Reconditioning lower-grade vehicles was a key strategy at 500 Automotive Chevrolet-Buick-GMC in Clinton, Ind., where French was dealer principal until he sold the dealership last month. It has been renamed Pilson Chevrolet-Buick-GMC. Reconditioning such vehicles helped the store to go from losing nearly $50,000 each month to bringing in six-figure profits instead, French said.
French, who sits on the board of directors for used-vehicle retailer TruWorth Auto in Indianapolis, adhered to four reconditioning principles during his career:
1. Have a dedicated buyer for lower-grade vehicles. This person has to be knowledgeable about types of damage and the reconditioning costs it would take to get the vehicles ready to sell, French said.

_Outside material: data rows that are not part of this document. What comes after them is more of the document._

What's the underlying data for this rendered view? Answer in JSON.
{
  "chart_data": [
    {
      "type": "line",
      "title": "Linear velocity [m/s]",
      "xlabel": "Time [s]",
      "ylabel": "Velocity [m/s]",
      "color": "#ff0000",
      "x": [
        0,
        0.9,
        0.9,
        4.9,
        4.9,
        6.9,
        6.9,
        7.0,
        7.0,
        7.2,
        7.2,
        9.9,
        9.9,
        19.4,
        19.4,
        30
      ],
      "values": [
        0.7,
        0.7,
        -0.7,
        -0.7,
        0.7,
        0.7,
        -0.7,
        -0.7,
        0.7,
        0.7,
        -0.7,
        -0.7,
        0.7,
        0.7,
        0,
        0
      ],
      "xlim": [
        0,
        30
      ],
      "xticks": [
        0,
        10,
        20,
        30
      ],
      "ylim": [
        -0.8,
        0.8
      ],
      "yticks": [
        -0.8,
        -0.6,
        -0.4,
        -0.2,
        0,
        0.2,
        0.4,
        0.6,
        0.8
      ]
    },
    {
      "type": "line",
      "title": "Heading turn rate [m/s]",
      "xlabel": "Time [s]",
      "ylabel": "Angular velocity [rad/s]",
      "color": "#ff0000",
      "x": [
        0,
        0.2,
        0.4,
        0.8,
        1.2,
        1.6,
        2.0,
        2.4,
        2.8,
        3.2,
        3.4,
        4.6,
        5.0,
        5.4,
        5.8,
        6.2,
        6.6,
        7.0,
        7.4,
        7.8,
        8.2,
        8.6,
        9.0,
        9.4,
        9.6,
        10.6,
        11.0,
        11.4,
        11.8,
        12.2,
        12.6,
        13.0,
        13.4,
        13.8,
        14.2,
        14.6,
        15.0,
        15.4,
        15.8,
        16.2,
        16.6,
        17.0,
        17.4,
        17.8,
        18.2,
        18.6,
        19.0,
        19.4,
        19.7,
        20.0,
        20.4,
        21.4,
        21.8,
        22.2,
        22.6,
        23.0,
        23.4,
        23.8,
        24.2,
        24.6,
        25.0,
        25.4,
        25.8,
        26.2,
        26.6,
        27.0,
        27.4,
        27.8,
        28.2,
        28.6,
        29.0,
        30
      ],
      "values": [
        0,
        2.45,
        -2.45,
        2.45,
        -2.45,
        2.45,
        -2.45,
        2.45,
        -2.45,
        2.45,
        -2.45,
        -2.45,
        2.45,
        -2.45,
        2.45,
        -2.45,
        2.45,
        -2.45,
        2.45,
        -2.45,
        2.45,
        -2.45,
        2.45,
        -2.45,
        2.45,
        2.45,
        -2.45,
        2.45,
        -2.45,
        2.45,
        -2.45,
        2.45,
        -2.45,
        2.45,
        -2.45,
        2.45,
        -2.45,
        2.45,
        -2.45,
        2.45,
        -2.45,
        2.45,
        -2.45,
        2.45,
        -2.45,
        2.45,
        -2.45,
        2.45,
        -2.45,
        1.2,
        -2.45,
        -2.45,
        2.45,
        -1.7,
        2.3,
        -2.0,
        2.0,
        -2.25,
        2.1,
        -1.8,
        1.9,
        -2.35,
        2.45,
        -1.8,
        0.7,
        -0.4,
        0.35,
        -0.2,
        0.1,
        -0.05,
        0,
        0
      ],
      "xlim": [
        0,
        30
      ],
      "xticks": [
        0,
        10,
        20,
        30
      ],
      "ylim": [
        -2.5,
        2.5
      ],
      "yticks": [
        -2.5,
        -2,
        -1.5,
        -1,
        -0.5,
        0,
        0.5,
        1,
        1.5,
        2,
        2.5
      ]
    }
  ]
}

2. Have a remarketer. This is someone with the authority to shepherd the vehicle through the reconditioning process and get it prepped for sale.
3. Don't have a pre-populated cost. There should not already be a reconditioning cost in the appraisal tool. "In other words ... every vehicle we appraise, we just put up $1,000 for reconditioning," French said. "You cannot do that with these types of lower-grade vehicles."
4. Have a unique reconditioning process for lower-grade vehicles. Those at 2.5 to 3.5 on the National Auto Auction Association vehicle condition grading scale should undergo a repair process different from what vehicles graded 4 to 5 go through, for example.
French said it's also an important rule of thumb for dealerships to be upfront about how they fix vehicles.
"The reason we sell them and have had success is ... if you are transparent on your website about the vehicle as its current condition after you've made some repairs, it appeals to a broader base of customers, especially with prices the way they are because they're priced very favorably," he said.